Nel 1985, a 30 anni, la svolta.
«Era il 1985, un inverno rigido, con molta neve; nei cantieri edili non si poteva lavorare. In una serata, passata in un locale “Kneipe“, ho conosciuto una ragazza che poi sarebbe diventata mia moglie. E con il nuovo anno la conoscenza con Waltraud era sfociata in amore e siamo andati ad abitare insieme. Decidemmo di sposarci a novembre, il 20 novembre 1986. Nonostante ci siano stati molti momenti di incomprensioni, come avviene in tutte le coppie, siamo ancora insieme. Purtroppo non abbiamo figli».
Il lavoro è durato sino a tutto 2014, quando lo stato di salute con consente più di lavorare. E nel 2015 arriva la sospirata pensione.
Il desiderio di far ritorno a Sante Marie è sempre più sentito? «Una domanda che se me l’avessi fatta 20/30 anni fa, ancora avrei risposto che, se avessi avuto occasione, avrei scelto volentieri di tornare, anche per star vicino a mamma e papà, divenuti troppo anziani; sentivo che avrebbero accettato volentieri un aiuto o una vicinanza di qualcuno di noi figli e io più di loro sentivo il bisogno della loro vicinanza e affetto. Oggi papà e mamma non ci sono più. Anche se la mia vita si è impiantata in Germania, dico ancora, che se ne avrò occasione ritornerei per sempre a Sante Marie».
I tuoi interventi sul sito “Conosci Sante Marie” sono diventati sempre più pressanti. Perché?
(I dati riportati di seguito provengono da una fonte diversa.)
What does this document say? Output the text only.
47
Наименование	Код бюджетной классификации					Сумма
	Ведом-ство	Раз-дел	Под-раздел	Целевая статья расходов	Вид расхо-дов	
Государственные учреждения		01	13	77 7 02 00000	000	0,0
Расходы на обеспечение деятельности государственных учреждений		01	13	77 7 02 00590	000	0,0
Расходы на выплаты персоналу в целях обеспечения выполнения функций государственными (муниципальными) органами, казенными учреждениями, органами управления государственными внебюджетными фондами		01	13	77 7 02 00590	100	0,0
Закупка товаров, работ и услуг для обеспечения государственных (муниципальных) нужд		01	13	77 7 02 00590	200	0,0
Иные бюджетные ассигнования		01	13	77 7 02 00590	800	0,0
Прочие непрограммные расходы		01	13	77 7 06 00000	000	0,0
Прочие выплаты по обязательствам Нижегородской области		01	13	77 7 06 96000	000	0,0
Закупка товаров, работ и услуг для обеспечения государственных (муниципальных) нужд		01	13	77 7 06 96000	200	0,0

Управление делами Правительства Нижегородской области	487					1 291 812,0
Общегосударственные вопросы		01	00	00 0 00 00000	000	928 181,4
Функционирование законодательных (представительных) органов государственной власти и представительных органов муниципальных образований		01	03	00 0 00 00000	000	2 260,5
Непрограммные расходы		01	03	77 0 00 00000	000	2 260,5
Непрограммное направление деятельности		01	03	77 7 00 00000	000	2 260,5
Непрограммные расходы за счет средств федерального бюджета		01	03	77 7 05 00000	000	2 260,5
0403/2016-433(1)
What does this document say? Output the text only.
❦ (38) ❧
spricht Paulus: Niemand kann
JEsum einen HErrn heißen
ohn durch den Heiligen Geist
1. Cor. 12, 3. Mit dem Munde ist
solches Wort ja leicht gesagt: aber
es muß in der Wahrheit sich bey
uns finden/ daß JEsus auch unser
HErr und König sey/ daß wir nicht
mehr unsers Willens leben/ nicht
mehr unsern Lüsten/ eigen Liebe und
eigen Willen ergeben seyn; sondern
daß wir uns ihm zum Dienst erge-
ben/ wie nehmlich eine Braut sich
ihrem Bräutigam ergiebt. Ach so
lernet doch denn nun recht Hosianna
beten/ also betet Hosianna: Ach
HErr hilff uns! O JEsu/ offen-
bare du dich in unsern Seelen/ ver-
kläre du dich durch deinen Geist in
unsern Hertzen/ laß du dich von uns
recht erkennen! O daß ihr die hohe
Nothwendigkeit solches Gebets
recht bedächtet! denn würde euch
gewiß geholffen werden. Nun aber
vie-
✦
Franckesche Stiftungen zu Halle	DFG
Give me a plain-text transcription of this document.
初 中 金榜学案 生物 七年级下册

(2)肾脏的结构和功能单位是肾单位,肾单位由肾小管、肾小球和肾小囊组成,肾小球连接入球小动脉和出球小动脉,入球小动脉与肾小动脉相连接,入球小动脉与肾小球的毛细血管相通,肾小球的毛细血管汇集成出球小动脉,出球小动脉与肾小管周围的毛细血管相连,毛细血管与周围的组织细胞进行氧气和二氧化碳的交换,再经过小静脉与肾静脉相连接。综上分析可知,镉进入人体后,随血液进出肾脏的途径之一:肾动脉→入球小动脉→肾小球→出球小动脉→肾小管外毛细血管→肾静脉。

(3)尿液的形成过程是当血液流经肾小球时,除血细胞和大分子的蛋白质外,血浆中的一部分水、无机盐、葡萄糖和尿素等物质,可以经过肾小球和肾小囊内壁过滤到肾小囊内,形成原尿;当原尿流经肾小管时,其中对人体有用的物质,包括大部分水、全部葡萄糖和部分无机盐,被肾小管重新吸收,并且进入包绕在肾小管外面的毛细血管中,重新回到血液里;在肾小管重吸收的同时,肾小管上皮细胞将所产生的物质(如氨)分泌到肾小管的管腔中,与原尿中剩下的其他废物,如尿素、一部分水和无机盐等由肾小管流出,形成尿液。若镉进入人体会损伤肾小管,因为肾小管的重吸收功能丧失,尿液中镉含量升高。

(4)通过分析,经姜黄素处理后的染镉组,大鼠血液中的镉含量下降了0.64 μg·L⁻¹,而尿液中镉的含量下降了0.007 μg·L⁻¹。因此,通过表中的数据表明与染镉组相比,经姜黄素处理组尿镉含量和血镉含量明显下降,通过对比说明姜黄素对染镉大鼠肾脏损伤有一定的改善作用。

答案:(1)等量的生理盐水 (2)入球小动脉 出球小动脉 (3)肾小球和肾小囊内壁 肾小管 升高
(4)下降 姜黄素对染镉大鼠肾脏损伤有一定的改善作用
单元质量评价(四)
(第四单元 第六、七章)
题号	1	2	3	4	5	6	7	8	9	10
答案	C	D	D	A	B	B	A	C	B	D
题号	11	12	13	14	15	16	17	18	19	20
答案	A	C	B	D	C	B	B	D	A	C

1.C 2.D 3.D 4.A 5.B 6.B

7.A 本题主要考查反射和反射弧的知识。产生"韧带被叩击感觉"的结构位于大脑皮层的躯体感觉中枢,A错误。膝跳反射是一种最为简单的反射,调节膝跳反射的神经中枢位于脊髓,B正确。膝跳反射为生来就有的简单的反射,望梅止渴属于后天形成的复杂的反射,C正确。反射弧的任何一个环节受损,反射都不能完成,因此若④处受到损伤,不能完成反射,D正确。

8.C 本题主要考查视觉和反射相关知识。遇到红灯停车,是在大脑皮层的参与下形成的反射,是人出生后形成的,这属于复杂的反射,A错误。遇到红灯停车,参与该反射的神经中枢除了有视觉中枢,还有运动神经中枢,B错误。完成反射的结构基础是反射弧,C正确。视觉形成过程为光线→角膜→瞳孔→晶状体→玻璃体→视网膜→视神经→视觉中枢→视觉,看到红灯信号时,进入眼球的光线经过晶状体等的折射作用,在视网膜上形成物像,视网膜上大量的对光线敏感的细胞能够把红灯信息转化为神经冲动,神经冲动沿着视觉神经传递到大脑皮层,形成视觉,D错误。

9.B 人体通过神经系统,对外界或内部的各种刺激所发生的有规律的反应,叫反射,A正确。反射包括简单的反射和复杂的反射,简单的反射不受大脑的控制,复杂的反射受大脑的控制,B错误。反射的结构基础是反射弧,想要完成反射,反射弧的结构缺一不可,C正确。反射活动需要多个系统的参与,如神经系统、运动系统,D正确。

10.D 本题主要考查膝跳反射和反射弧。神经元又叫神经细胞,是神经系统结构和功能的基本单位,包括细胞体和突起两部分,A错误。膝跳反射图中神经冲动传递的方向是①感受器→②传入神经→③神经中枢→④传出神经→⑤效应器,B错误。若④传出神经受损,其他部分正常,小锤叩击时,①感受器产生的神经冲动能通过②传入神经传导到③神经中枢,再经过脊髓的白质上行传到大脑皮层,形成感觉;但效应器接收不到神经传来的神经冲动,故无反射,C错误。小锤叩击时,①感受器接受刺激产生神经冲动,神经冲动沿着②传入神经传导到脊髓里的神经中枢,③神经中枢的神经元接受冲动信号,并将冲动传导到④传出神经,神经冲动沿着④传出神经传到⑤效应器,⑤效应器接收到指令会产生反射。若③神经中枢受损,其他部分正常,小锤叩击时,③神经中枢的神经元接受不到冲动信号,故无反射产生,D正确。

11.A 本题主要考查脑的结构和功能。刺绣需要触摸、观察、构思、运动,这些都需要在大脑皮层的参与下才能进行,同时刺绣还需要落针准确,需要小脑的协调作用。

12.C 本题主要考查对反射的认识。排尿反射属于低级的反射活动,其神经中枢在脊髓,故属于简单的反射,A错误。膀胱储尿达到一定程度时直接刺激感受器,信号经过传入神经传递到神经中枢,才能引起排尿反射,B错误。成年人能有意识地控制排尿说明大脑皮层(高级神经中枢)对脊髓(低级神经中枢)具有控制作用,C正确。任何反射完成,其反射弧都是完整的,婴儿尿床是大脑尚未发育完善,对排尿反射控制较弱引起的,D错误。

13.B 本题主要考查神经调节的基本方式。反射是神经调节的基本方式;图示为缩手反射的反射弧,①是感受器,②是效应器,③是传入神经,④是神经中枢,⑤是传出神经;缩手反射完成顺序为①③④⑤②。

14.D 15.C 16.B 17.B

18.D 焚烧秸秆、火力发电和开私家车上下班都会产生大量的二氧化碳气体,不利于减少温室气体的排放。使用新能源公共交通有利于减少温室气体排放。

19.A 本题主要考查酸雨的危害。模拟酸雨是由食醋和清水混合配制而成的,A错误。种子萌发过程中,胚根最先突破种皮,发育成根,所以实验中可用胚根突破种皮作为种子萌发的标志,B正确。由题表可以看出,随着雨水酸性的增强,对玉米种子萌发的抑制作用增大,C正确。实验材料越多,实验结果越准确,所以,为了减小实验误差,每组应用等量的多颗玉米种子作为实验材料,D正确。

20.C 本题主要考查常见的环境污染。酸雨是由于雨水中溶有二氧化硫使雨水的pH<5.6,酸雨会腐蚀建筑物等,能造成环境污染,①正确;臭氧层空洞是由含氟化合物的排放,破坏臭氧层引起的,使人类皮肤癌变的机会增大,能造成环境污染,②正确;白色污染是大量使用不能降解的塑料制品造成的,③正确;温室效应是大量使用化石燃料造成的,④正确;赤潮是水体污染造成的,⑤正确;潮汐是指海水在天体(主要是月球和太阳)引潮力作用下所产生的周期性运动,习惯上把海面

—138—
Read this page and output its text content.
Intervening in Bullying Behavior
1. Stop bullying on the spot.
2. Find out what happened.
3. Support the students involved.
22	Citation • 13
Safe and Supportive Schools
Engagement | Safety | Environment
«Pur essendo lontano, la mia attenzione e partecipazione morale è rivolta a Sante Marie e ai santemariani; sono 42 anni che sono fisicamente assente da Sante Marie. Mi interessa qualsiasi argomento in cui sono coinvolti Sante Marie e santemariani. La mia partecipazione agli eventi è solo virtuale, ma le discussioni o i commenti sia essi pro o contro, sono per me come una partecipazione alla vita del paese. La nostalgia è scomparsa, ma il mio affetto per i santemariani e Sante Marie è ancora forte. L’attaccamento che si è creato in tutti questi anni, con la vita che ho fatto qui in Germania, ha la sua forza attrattiva. Ma il richiamo alle radici si sente e sempre con più insistenza; chi lo sa, un giorno, il piano verrà realizzato».
Queste le confessioni di Gianni “Kleppèro”, non paragonabili alle “Confessioni di un italiano” di Ippolito Nievo, ma rappresentano pur sempre uno spaccato, una porzione della storia contemporanea di Sante Marie e dell’emigrazione.